Psikologların “narsisistik yaralanma” adını verdikleri bir kavramı vardır. Bu kavram, bir narsistin (ve uzmanların da belirttiği gibi Donald Trump, şüphesiz bir narsisisttir) sürekli olarak kendi büyüklenmelerini inşa etmek için güvendiği kişilerden onaylayıcı görüş ve davranışlar almaması durumunda ortaya çıkar. Bu darbe acı vericidir, ancak “şişkin” bir narsist için ölümcül değildir. Rahat bir dünya görüşünün yeniden kazanılması, onu değersizleştireni değersizleştirerek sağlanır. Gerçekle bağını yitiren Trump değil; onu istismar edenin önemsiz olduğu ortaya çıkar. Trump’ın onayına çok değer verdiği güçlü muzaffer Putin’den, çökmekte olan bir ekonomiye ve güçsüz bir orduya sahip bir ülkenin lideri, “kağıt kaplan” sürücüsü, kaybeden Putin’e dönüşmüştür.

Trump için değerlendirmesi son derece önemli olan güçlü Putin galipten, ekonomisi çökmüş ve ordusu güçsüz bir ülkenin lideri olan kaybeden Putin’e dönüştü.

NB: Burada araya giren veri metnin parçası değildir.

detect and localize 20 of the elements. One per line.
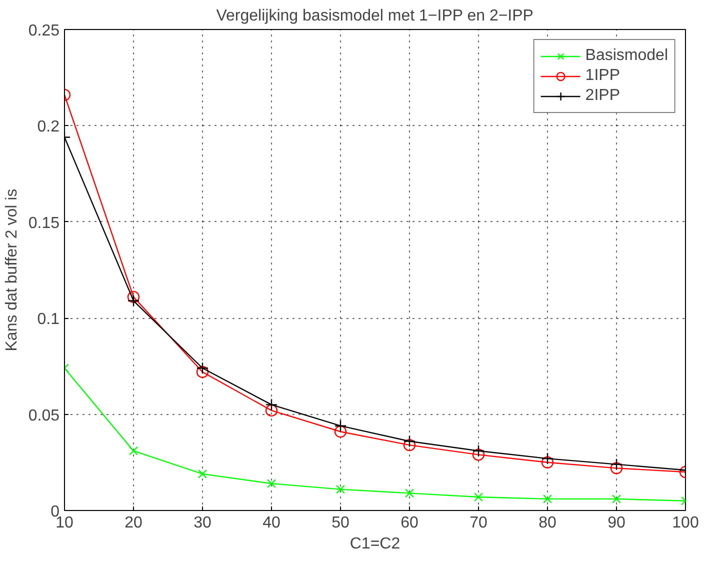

Narsistik idealine ihanet ettiği için Putin cezayı hak ediyor. Trump’ın intikamı alınmalı. Şimdilik bunu retorik bir şekilde yapıyor, işgal altındaki Ukrayna topraklarının gelecekte kurtarılacağı ve “belki başka bir şey” hakkında saldırgan ifadeler kullanıyor. Hangi pratik adımların atılacağı ise henüz belli değil. İlişkilerinin dinamiği veya daha doğrusu Amerikan liderinin Rus lidere karşı tavrı doğru tahmin edilirse, eski dokunaklı “kankalığa” geri dönmek imkânsız, ancak Putin’in kaybedileni geri getirmeye çalışması mümkün.

28 Şubat’ı başlangıç ​​​​noktamız olarak alırsak, Zelenski’nin Putin’e güvenmenin kendine saygısızlık etmek anlamına geldiğini açıklamasının ardından Ukrayna heyetinin Beyaz Saray’dan neredeyse kovulduğu gün, Amerikan başkanının mevcut beyan ettiği tutum, Ukrayna ile Batılı müttefikleri arasında Trump konusunda devam eden mücadelede olağanüstü bir başarı gibi görünüyor. Ukrayna ve Batı diplomasisinin muazzam çabalarına ve Beyaz Saray’ın maiyetindeki doğru kişilere gereken saygı ve dikkati göstermekle birlikte, buradaki asıl övgü Vladimir Putin’in kendisine aittir. Fırsatı değerlendirip, büyülenen Amerikan başkanına uyum sağlayamaması ve daha iyi bir sonuç arayışıyla bir anlaşma teklifini reddetmesi, belki de Ukrayna’da askeri bir maceraya atılma kararından bu yana yaptığı en büyük hatadır. Şans ona bir koz verdi: Trump. Heyecanı yüzünden bunu değerlendiremedi. Kaderin armağanları büyük olasılıkla burada sona erdi.